この遺跡の特筆すべき点として、冶金、陶芸、石器製作といった高度な技術の存在が挙げられます。サラズムでは銅の冶金が早い段階から行われており、斧や釘、針などの道具が製造されていました。また、彩文土器や精緻な石製ビーズの出土は、装飾品や日用品の製作においても高い芸術性と技術力があったことを示しています。これらの工芸品は、遠隔地との交易によって原料を得ていたとされ、サラズムが広域な文化交流の拠点であったことを裏付けています。
遺跡からは、メソポタミアやインダス文明との接点を示す遺物も見つかっており、中央アジアがユーラシア大陸東西の文化を結ぶ中継地として機能していたことが分かります。特に、彩文土器や装飾品のモチーフには、周辺地域の文化的影響が見られ、文明の伝播と受容の痕跡をたどることが可能です。
サラズムはまた、中央アジアにおける農耕の起源を探る上でも重要な遺跡です。穀類の栽培跡や動物の飼育痕が発見されており、農業と牧畜の共存がこの地域で早くから始まっていたことが示されています。気候変動や自然環境との関わりの中で人々がいかに持続可能な生活を築いてきたかを理解するうえで、サラズムは貴重な事例となります。

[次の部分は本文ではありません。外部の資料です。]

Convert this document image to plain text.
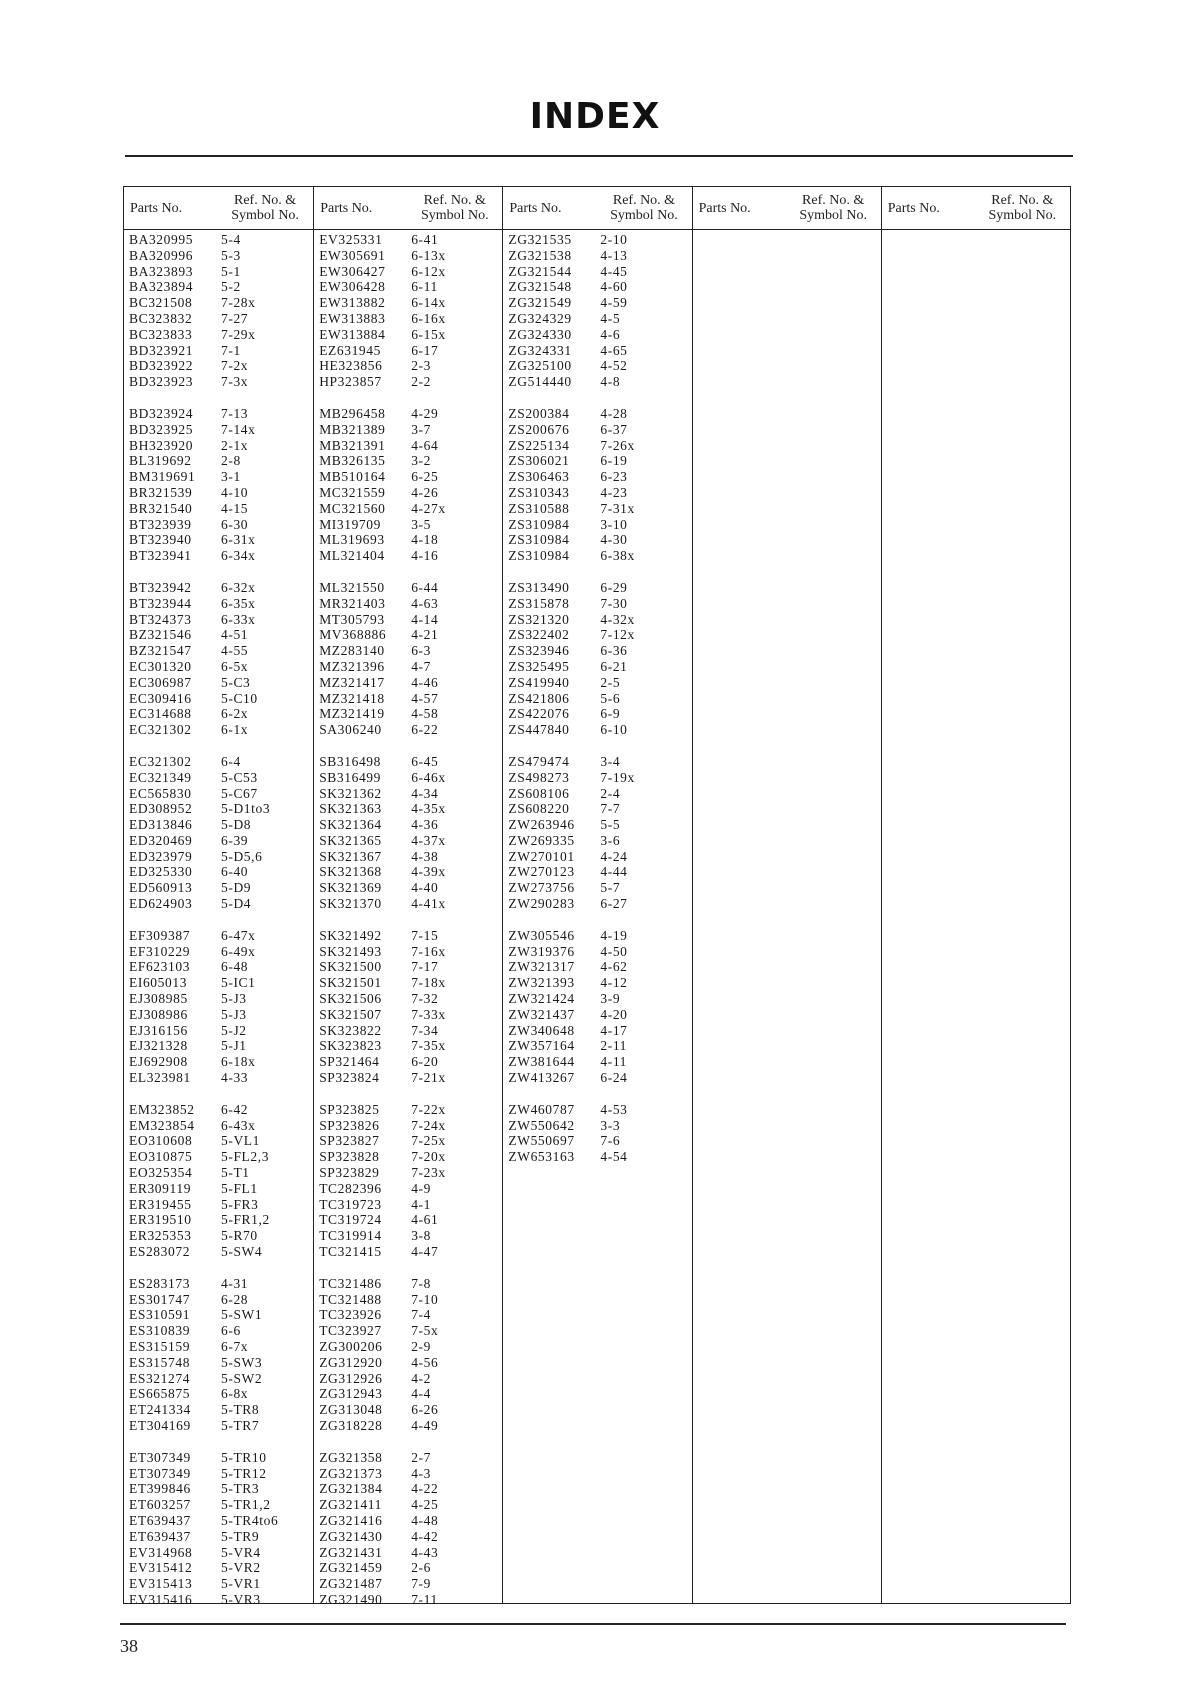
INDEX
Parts No.	Ref. No. &
Symbol No.
BA320995	5-4
BA320996	5-3
BA323893	5-1
BA323894	5-2
BC321508	7-28x
BC323832	7-27
BC323833	7-29x
BD323921	7-1
BD323922	7-2x
BD323923	7-3x
BD323924	7-13
BD323925	7-14x
BH323920	2-1x
BL319692	2-8
BM319691	3-1
BR321539	4-10
BR321540	4-15
BT323939	6-30
BT323940	6-31x
BT323941	6-34x
BT323942	6-32x
BT323944	6-35x
BT324373	6-33x
BZ321546	4-51
BZ321547	4-55
EC301320	6-5x
EC306987	5-C3
EC309416	5-C10
EC314688	6-2x
EC321302	6-1x
EC321302	6-4
EC321349	5-C53
EC565830	5-C67
ED308952	5-D1to3
ED313846	5-D8
ED320469	6-39
ED323979	5-D5,6
ED325330	6-40
ED560913	5-D9
ED624903	5-D4
EF309387	6-47x
EF310229	6-49x
EF623103	6-48
EI605013	5-IC1
EJ308985	5-J3
EJ308986	5-J3
EJ316156	5-J2
EJ321328	5-J1
EJ692908	6-18x
EL323981	4-33
EM323852	6-42
EM323854	6-43x
EO310608	5-VL1
EO310875	5-FL2,3
EO325354	5-T1
ER309119	5-FL1
ER319455	5-FR3
ER319510	5-FR1,2
ER325353	5-R70
ES283072	5-SW4
ES283173	4-31
ES301747	6-28
ES310591	5-SW1
ES310839	6-6
ES315159	6-7x
ES315748	5-SW3
ES321274	5-SW2
ES665875	6-8x
ET241334	5-TR8
ET304169	5-TR7
ET307349	5-TR10
ET307349	5-TR12
ET399846	5-TR3
ET603257	5-TR1,2
ET639437	5-TR4to6
ET639437	5-TR9
EV314968	5-VR4
EV315412	5-VR2
EV315413	5-VR1
EV315416	5-VR3
Parts No.	Ref. No. &
Symbol No.
EV325331	6-41
EW305691	6-13x
EW306427	6-12x
EW306428	6-11
EW313882	6-14x
EW313883	6-16x
EW313884	6-15x
EZ631945	6-17
HE323856	2-3
HP323857	2-2
MB296458	4-29
MB321389	3-7
MB321391	4-64
MB326135	3-2
MB510164	6-25
MC321559	4-26
MC321560	4-27x
MI319709	3-5
ML319693	4-18
ML321404	4-16
ML321550	6-44
MR321403	4-63
MT305793	4-14
MV368886	4-21
MZ283140	6-3
MZ321396	4-7
MZ321417	4-46
MZ321418	4-57
MZ321419	4-58
SA306240	6-22
SB316498	6-45
SB316499	6-46x
SK321362	4-34
SK321363	4-35x
SK321364	4-36
SK321365	4-37x
SK321367	4-38
SK321368	4-39x
SK321369	4-40
SK321370	4-41x
SK321492	7-15
SK321493	7-16x
SK321500	7-17
SK321501	7-18x
SK321506	7-32
SK321507	7-33x
SK323822	7-34
SK323823	7-35x
SP321464	6-20
SP323824	7-21x
SP323825	7-22x
SP323826	7-24x
SP323827	7-25x
SP323828	7-20x
SP323829	7-23x
TC282396	4-9
TC319723	4-1
TC319724	4-61
TC319914	3-8
TC321415	4-47
TC321486	7-8
TC321488	7-10
TC323926	7-4
TC323927	7-5x
ZG300206	2-9
ZG312920	4-56
ZG312926	4-2
ZG312943	4-4
ZG313048	6-26
ZG318228	4-49
ZG321358	2-7
ZG321373	4-3
ZG321384	4-22
ZG321411	4-25
ZG321416	4-48
ZG321430	4-42
ZG321431	4-43
ZG321459	2-6
ZG321487	7-9
ZG321490	7-11
Parts No.	Ref. No. &
Symbol No.
ZG321535	2-10
ZG321538	4-13
ZG321544	4-45
ZG321548	4-60
ZG321549	4-59
ZG324329	4-5
ZG324330	4-6
ZG324331	4-65
ZG325100	4-52
ZG514440	4-8
ZS200384	4-28
ZS200676	6-37
ZS225134	7-26x
ZS306021	6-19
ZS306463	6-23
ZS310343	4-23
ZS310588	7-31x
ZS310984	3-10
ZS310984	4-30
ZS310984	6-38x
ZS313490	6-29
ZS315878	7-30
ZS321320	4-32x
ZS322402	7-12x
ZS323946	6-36
ZS325495	6-21
ZS419940	2-5
ZS421806	5-6
ZS422076	6-9
ZS447840	6-10
ZS479474	3-4
ZS498273	7-19x
ZS608106	2-4
ZS608220	7-7
ZW263946	5-5
ZW269335	3-6
ZW270101	4-24
ZW270123	4-44
ZW273756	5-7
ZW290283	6-27
ZW305546	4-19
ZW319376	4-50
ZW321317	4-62
ZW321393	4-12
ZW321424	3-9
ZW321437	4-20
ZW340648	4-17
ZW357164	2-11
ZW381644	4-11
ZW413267	6-24
ZW460787	4-53
ZW550642	3-3
ZW550697	7-6
ZW653163	4-54
Parts No.	Ref. No. &
Symbol No.	Parts No.	Ref. No. &
Symbol No.
38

今日、サラズムの遺跡は保存整備が進められ、保護施設や案内設備を通じて一般公開もなされています。発掘と研究の成果は、タジキスタン国内外の博物館で展示され、学術的にも注目されています。サラズムは、都市文明の起源と人類の創造的営為を今に伝える、中央アジアの歴史文化を語るうえで欠かせない遺産であるといえるでしょう。